Semantic Prompt for Few-Shot Image Recognition

Wentao Chen,Chenyang Si,Zhang Zhang,Liang Wang,Zilei Wang,Tieniu Tan
2023-03-25
Abstract:Few-shot learning is a challenging problem since only a few examples are provided to recognize a new class. Several recent studies exploit additional semantic information, e.g. text embeddings of class names, to address the issue of rare samples through combining semantic prototypes with visual prototypes. However, these methods still suffer from the spurious visual features learned from the rare support samples, resulting in limited benefits. In this paper, we propose a novel Semantic Prompt (SP) approach for few-shot learning. Instead of the naive exploitation of semantic information for remedying classifiers, we explore leveraging semantic information as prompts to tune the visual feature extraction network adaptively. Specifically, we design two complementary mechanisms to insert semantic prompts into the feature extractor: one is to enable the interaction between semantic prompts and patch embeddings along the spatial dimension via self-attention, another is to supplement visual features with the transformed semantic prompts along the channel dimension. By combining these two mechanisms, the feature extractor presents a better ability to attend to the class-specific features and obtains more generalized image representations with merely a few support samples. Through extensive experiments on four datasets, the proposed approach achieves promising results, improving the 1-shot learning accuracy by 3.67% on average.
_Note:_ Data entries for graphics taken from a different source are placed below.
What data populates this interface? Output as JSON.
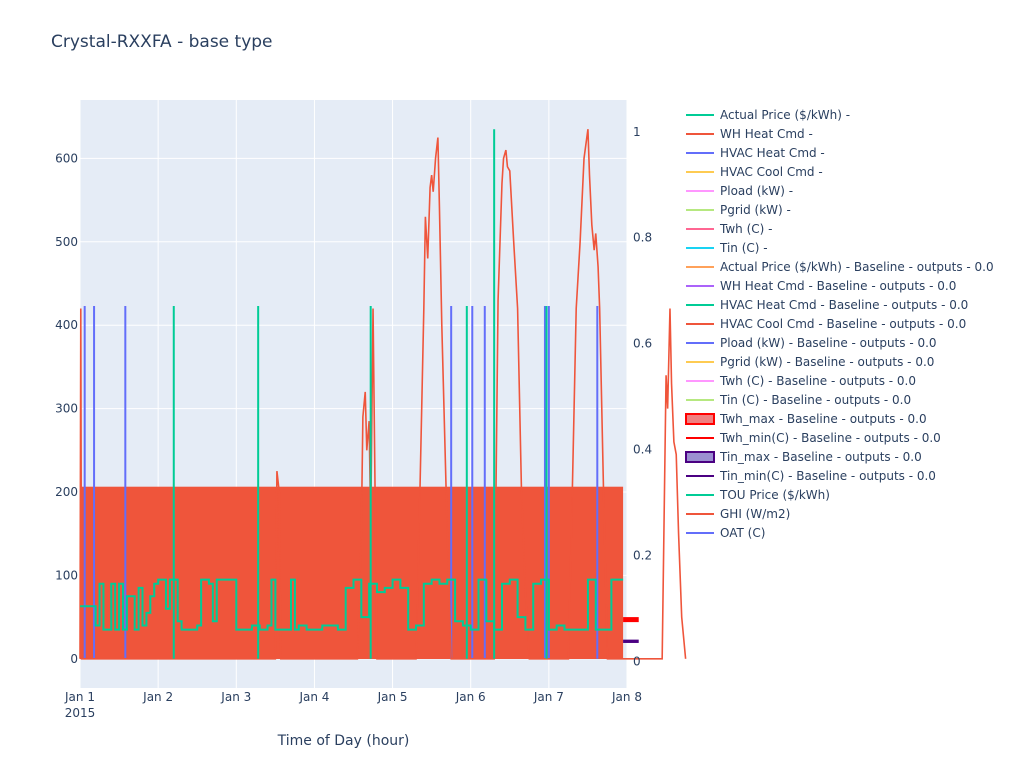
{
  "chart_data": {
    "type": "line",
    "title": "Crystal-RXXFA - base type",
    "xlabel": "Time of Day (hour)",
    "ylabel": "",
    "y2label": "",
    "x_range": [
      "2015-01-01",
      "2015-01-08"
    ],
    "x_ticks": [
      "Jan 1",
      "Jan 2",
      "Jan 3",
      "Jan 4",
      "Jan 5",
      "Jan 6",
      "Jan 7",
      "Jan 8"
    ],
    "x_tick_year": "2015",
    "ylim": [
      -35,
      670
    ],
    "y_ticks": [
      0,
      100,
      200,
      300,
      400,
      500,
      600
    ],
    "y2lim": [
      -0.05,
      1.06
    ],
    "y2_ticks": [
      0,
      0.2,
      0.4,
      0.6,
      0.8,
      1
    ],
    "grid": true,
    "legend_position": "right",
    "legend": [
      {
        "name": "Actual Price ($/kWh) -",
        "color": "#00cc96",
        "style": "line"
      },
      {
        "name": "WH Heat Cmd -",
        "color": "#ef553b",
        "style": "line"
      },
      {
        "name": "HVAC Heat Cmd -",
        "color": "#636efa",
        "style": "line"
      },
      {
        "name": "HVAC Cool Cmd -",
        "color": "#fecb52",
        "style": "line"
      },
      {
        "name": "Pload (kW) -",
        "color": "#ff97ff",
        "style": "line"
      },
      {
        "name": "Pgrid (kW) -",
        "color": "#b6e880",
        "style": "line"
      },
      {
        "name": "Twh (C) -",
        "color": "#ff6692",
        "style": "line"
      },
      {
        "name": "Tin (C) -",
        "color": "#19d3f3",
        "style": "line"
      },
      {
        "name": "Actual Price ($/kWh) - Baseline - outputs  - 0.0",
        "color": "#ffa15a",
        "style": "line"
      },
      {
        "name": "WH Heat Cmd - Baseline - outputs  - 0.0",
        "color": "#ab63fa",
        "style": "line"
      },
      {
        "name": "HVAC Heat Cmd - Baseline - outputs  - 0.0",
        "color": "#00cc96",
        "style": "line"
      },
      {
        "name": "HVAC Cool Cmd - Baseline - outputs  - 0.0",
        "color": "#ef553b",
        "style": "line"
      },
      {
        "name": "Pload (kW) - Baseline - outputs  - 0.0",
        "color": "#636efa",
        "style": "line"
      },
      {
        "name": "Pgrid (kW) - Baseline - outputs  - 0.0",
        "color": "#fecb52",
        "style": "line"
      },
      {
        "name": "Twh (C) - Baseline - outputs  - 0.0",
        "color": "#ff97ff",
        "style": "line"
      },
      {
        "name": "Tin (C) - Baseline - outputs  - 0.0",
        "color": "#b6e880",
        "style": "line"
      },
      {
        "name": "Twh_max - Baseline - outputs  - 0.0",
        "color": "#ff0000",
        "fill": "#f08080",
        "style": "band"
      },
      {
        "name": "Twh_min(C) - Baseline - outputs  - 0.0",
        "color": "#ff0000",
        "style": "line"
      },
      {
        "name": "Tin_max - Baseline - outputs  - 0.0",
        "color": "#4b0082",
        "fill": "#9b8fd1",
        "style": "band"
      },
      {
        "name": "Tin_min(C) - Baseline - outputs  - 0.0",
        "color": "#4b0082",
        "style": "line"
      },
      {
        "name": "TOU Price ($/kWh)",
        "color": "#00cc96",
        "style": "line"
      },
      {
        "name": "GHI (W/m2)",
        "color": "#ef553b",
        "style": "line"
      },
      {
        "name": "OAT (C)",
        "color": "#636efa",
        "style": "line"
      }
    ],
    "series": {
      "hvac_cool_block": {
        "name": "HVAC Cool Cmd - Baseline - outputs  - 0.0",
        "color": "#ef553b",
        "y2_value": 0.33,
        "x": [
          0,
          6.95
        ]
      },
      "ghi": {
        "name": "GHI (W/m2)",
        "color": "#ef553b",
        "x": [
          0,
          0.01,
          0.02,
          2.5,
          2.52,
          2.55,
          2.57,
          2.6,
          3.55,
          3.6,
          3.62,
          3.65,
          3.67,
          3.7,
          3.72,
          3.75,
          3.8,
          4.3,
          4.35,
          4.4,
          4.42,
          4.45,
          4.48,
          4.5,
          4.52,
          4.55,
          4.58,
          4.6,
          4.63,
          4.7,
          4.75,
          5.3,
          5.35,
          5.4,
          5.42,
          5.45,
          5.47,
          5.5,
          5.55,
          5.6,
          5.65,
          5.7,
          5.75,
          6.25,
          6.3,
          6.35,
          6.4,
          6.45,
          6.5,
          6.52,
          6.55,
          6.58,
          6.6,
          6.63,
          6.65,
          6.7,
          6.75,
          7.45,
          7.5,
          7.52,
          7.55,
          7.57,
          7.6,
          7.63,
          7.66,
          7.7,
          7.75
        ],
        "y": [
          0,
          420,
          0,
          0,
          225,
          200,
          0,
          0,
          0,
          150,
          290,
          320,
          250,
          285,
          160,
          420,
          0,
          0,
          200,
          420,
          530,
          480,
          565,
          580,
          560,
          600,
          625,
          540,
          400,
          150,
          0,
          0,
          430,
          570,
          600,
          610,
          590,
          585,
          500,
          420,
          200,
          80,
          0,
          0,
          200,
          420,
          500,
          600,
          635,
          580,
          520,
          490,
          510,
          470,
          420,
          200,
          0,
          0,
          340,
          300,
          420,
          330,
          260,
          245,
          150,
          50,
          0
        ]
      },
      "tou_price_spikes": {
        "name": "TOU Price ($/kWh)",
        "color": "#00cc96",
        "x": [
          1.2,
          2.28,
          3.72,
          4.95,
          5.3,
          5.97
        ],
        "y": [
          423,
          423,
          423,
          423,
          635,
          423
        ]
      },
      "oat_spikes": {
        "name": "OAT (C)",
        "color": "#636efa",
        "x": [
          0.06,
          0.18,
          0.58,
          4.75,
          5.02,
          5.18,
          5.95,
          6.62,
          6.0
        ],
        "y": [
          423,
          423,
          423,
          423,
          423,
          423,
          423,
          423,
          423
        ]
      },
      "actual_price": {
        "name": "Actual Price ($/kWh) -",
        "color": "#00cc96",
        "x": [
          0,
          0.15,
          0.2,
          0.25,
          0.3,
          0.4,
          0.45,
          0.5,
          0.55,
          0.6,
          0.7,
          0.75,
          0.8,
          0.85,
          0.9,
          0.95,
          1.0,
          1.05,
          1.1,
          1.15,
          1.2,
          1.25,
          1.3,
          1.4,
          1.5,
          1.55,
          1.6,
          1.65,
          1.7,
          1.75,
          1.8,
          2.0,
          2.1,
          2.2,
          2.3,
          2.4,
          2.45,
          2.5,
          2.6,
          2.7,
          2.75,
          2.8,
          2.9,
          3.0,
          3.1,
          3.2,
          3.3,
          3.4,
          3.5,
          3.6,
          3.7,
          3.8,
          3.9,
          4.0,
          4.1,
          4.2,
          4.3,
          4.4,
          4.5,
          4.6,
          4.7,
          4.8,
          4.9,
          5.0,
          5.1,
          5.2,
          5.3,
          5.4,
          5.5,
          5.6,
          5.7,
          5.8,
          5.9,
          6.0,
          6.1,
          6.2,
          6.3,
          6.4,
          6.5,
          6.6,
          6.7,
          6.8,
          6.9,
          6.95
        ],
        "y": [
          63,
          63,
          40,
          90,
          35,
          90,
          35,
          90,
          35,
          75,
          35,
          85,
          40,
          55,
          75,
          90,
          95,
          95,
          60,
          95,
          95,
          45,
          35,
          35,
          40,
          95,
          95,
          90,
          45,
          95,
          95,
          35,
          35,
          40,
          35,
          40,
          95,
          35,
          35,
          95,
          35,
          40,
          35,
          35,
          40,
          40,
          35,
          85,
          95,
          50,
          90,
          80,
          85,
          95,
          85,
          35,
          40,
          90,
          95,
          90,
          95,
          45,
          40,
          35,
          95,
          45,
          35,
          90,
          95,
          50,
          35,
          90,
          95,
          35,
          40,
          35,
          35,
          35,
          95,
          35,
          35,
          95,
          95,
          95
        ]
      },
      "twh_band": {
        "name": "Twh_max - Baseline - outputs  - 0.0",
        "color": "#ff0000",
        "y": [
          44,
          50
        ],
        "x": [
          6.95,
          7.15
        ]
      },
      "tin_band": {
        "name": "Tin_max - Baseline - outputs  - 0.0",
        "color": "#4b0082",
        "y": [
          19,
          23
        ],
        "x": [
          6.95,
          7.15
        ]
      }
    }
  }
}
Computer Vision and Pattern Recognition
What problem does this paper attempt to address?
### Problems Addressed by the Paper The paper primarily addresses the challenging issue in **Few-shot Image Recognition**. Specifically: 1. **Background and Problem**: - In Few-shot Learning, it is difficult to train an effective classifier due to the very limited annotated samples provided for each new category (usually only a few samples). - Some recent studies attempt to alleviate the problem of sample scarcity by leveraging additional semantic information (such as text embeddings of categories) to combine with visual prototypes. 2. **Limitations of Existing Methods**: - Although existing methods utilize text information to some extent, they are still affected by incorrect visual features learned from the few support samples, leading to limited performance improvement. - These methods often fail to fully utilize text information to improve the visual feature extraction network, resulting in poor performance when recognizing new categories. 3. **Proposed Method**: - The paper proposes a new "Semantic Prompt (SP)" method, which adaptively adjusts the visual feature extraction network by using the text information of categories as prompts. - Specifically, the paper designs two complementary mechanisms to inject semantic prompts into the feature extractor: one mechanism interacts with patch embeddings in the spatial dimension through a self-attention mechanism; the other supplements visual features in the channel dimension. - By combining these two mechanisms, the feature extractor can better capture category-specific features and obtain more general image representations with only a few support samples. 4. **Experimental Results**: - Extensive experiments on four datasets show that the proposed method achieves significant performance improvement, with an average increase of 3.67% in recognition accuracy under the 1-shot setting. In summary, the paper aims to improve the visual feature extraction process in few-shot learning by effectively utilizing text information, thereby enhancing the recognition accuracy of new categories.